Three hundred years before the earliest xian cults, the Greek philosopher Epicurus (340-270 BCE) devised and openly shared a philosophy of nature based on atomism and a philosophy of life (an ethic) based on a rational pleasure principle. like a god among ordinary people.

Epicurus' conclusions drawn from his atomism and ethic are distilled into four statements. The tetrapharmakos = 4-fold cure for anxiety: what about gods, suffering, death?

Don`t fear god,
Don`t worry about death;
What is good is easy to get, and
What is terrible is easy to endure.
-- Philodemus from a Herculaneum scroll (100 BCE)

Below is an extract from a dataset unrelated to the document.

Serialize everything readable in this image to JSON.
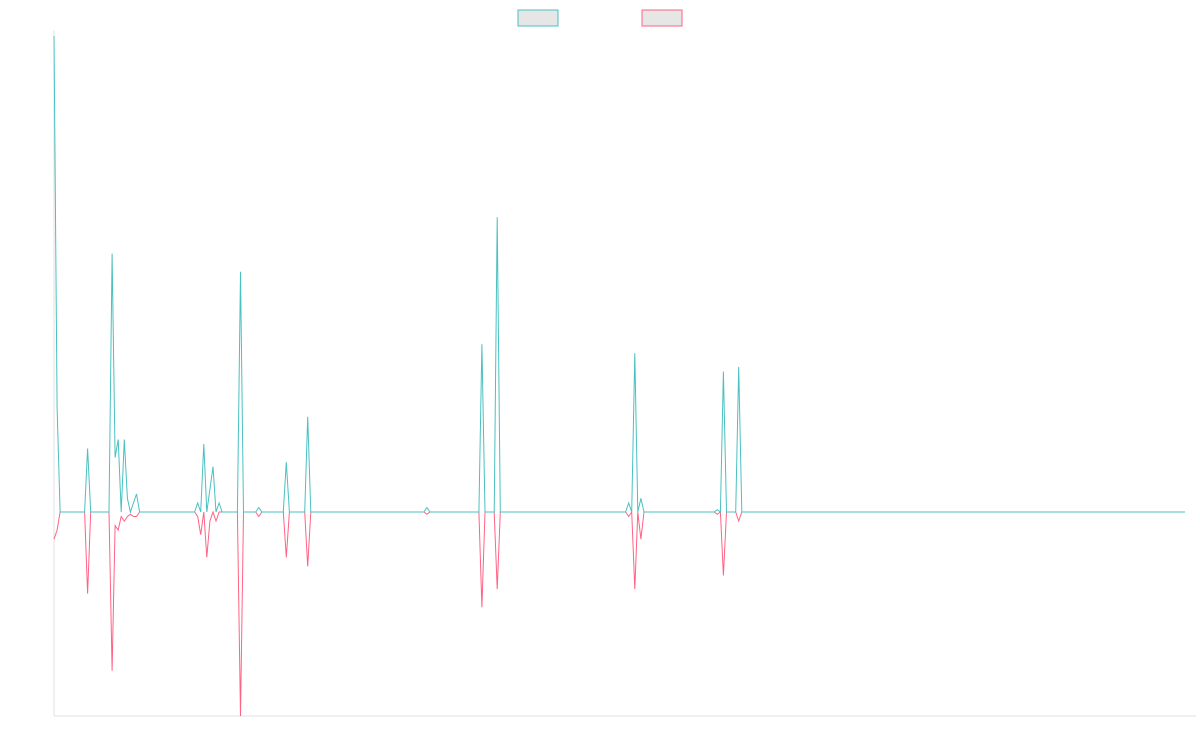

What's the best life to lead?

Epicurus' own advice to a follower:
"Think about these things [in my texts]...yourself, and with a companion like yourself, and you will never be disturbed while awake or asleep. But you will live like a god among ordinary people. For those who live among immortal blessings are not like mortal beings."

The modern French philosopher Michel Onfray presents an a-theology worthy of intellectual respect which updates Epicurus given 200 years of textual scrutiny of xian texts, of middle-eastern history, of modern psychology and sociology. Atheist Manifesto: The Case Against Christianity, Judaism, and Islam.